Faster Prefix-Sorting Algorithms for Deterministic Finite Automata

Sorting is a fundamental algorithmic pre-processing technique which often allows to represent data more compactly and, at the same time, speeds up search queries on it. In this paper, we focus on the well-studied problem of sorting and indexing string sets. Since the introduction of suffix trees in 1973, dozens of suffix sorting algorithms have been described in the literature. In 2017, these techniques were extended to sets of strings described by means of finite automata: the theory of Wheeler graphs [Gagie et al., TCS'17] introduced automata whose states can be totally-sorted according to the co-lexicographic (co-lex in the following) order of the prefixes of words accepted by the automaton. More recently, in [Cotumaccio, Prezza, SODA'21] it was shown how to extend these ideas to arbitrary automata by means of partial co-lex orders.
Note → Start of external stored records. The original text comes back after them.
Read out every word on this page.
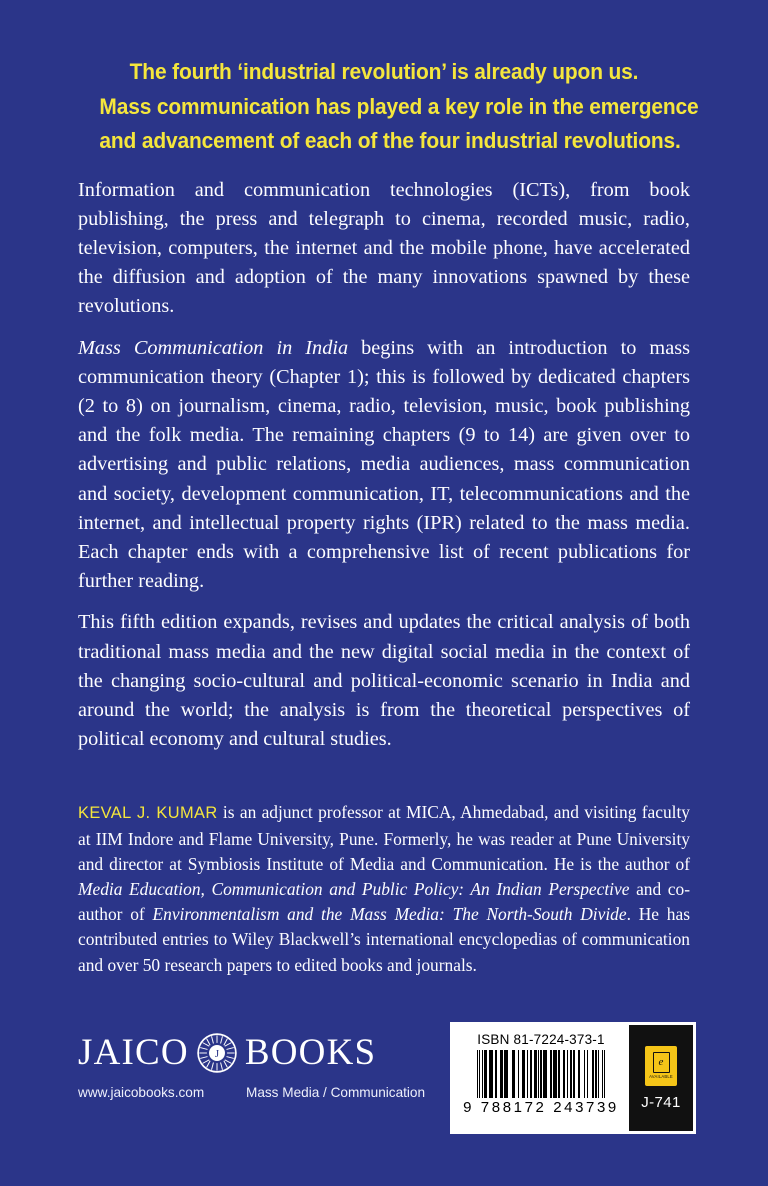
The fourth ‘industrial revolution’ is already upon us.
Mass communication has played a key role in the emergence
and advancement of each of the four industrial revolutions.

Information and communication technologies (ICTs), from book publishing, the press and telegraph to cinema, recorded music, radio, television, computers, the internet and the mobile phone, have accelerated the diffusion and adoption of the many innovations spawned by these revolutions.

Mass Communication in India begins with an introduction to mass communication theory (Chapter 1); this is followed by dedicated chapters (2 to 8) on journalism, cinema, radio, television, music, book publishing and the folk media. The remaining chapters (9 to 14) are given over to advertising and public relations, media audiences, mass communication and society, development communication, IT, telecommunications and the internet, and intellectual property rights (IPR) related to the mass media. Each chapter ends with a comprehensive list of recent publications for further reading.

This fifth edition expands, revises and updates the critical analysis of both traditional mass media and the new digital social media in the context of the changing socio-cultural and political-economic scenario in India and around the world; the analysis is from the theoretical perspectives of political economy and cultural studies.

KEVAL J. KUMAR is an adjunct professor at MICA, Ahmedabad, and visiting faculty at IIM Indore and Flame University, Pune. Formerly, he was reader at Pune University and director at Symbiosis Institute of Media and Communication. He is the author of Media Education, Communication and Public Policy: An Indian Perspective and co-author of Environmentalism and the Mass Media: The North-South Divide. He has contributed entries to Wiley Blackwell’s international encyclopedias of communication and over 50 research papers to edited books and journals.

JAICO J BOOKS
www.jaicobooks.com	Mass Media / Communication
ISBN 81-7224-373-1
9 788172 243739
e
AVAILABLE
J-741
This work showed that a co-lex order of minimum width (thus optimizing search query times) on deterministic finite automata (DFAs) can be computed in $O(m^2 + n^{5/2})$ time, $m$ being the number of transitions and $n$ the number of states of the input DFA. In this paper, we exhibit new combinatorial properties of the minimum-width co-lex order of DFAs and exploit them to design faster prefix sorting algorithms. In particular, we describe two algorithms sorting arbitrary DFAs in $O(mn)$ and $O(n^2\log n)$ time, respectively, and an algorithm sorting acyclic DFAs in $O(m\log n)$ time. Within these running times, all algorithms compute also a smallest chain partition of the partial order (required to index the DFA). We present an experiment result to show that an optimized implementation of the $O(n^2\log n)$-time algorithm exhibits a nearly-linear behaviour on large deterministic pan-genomic graphs and is thus also of practical interest.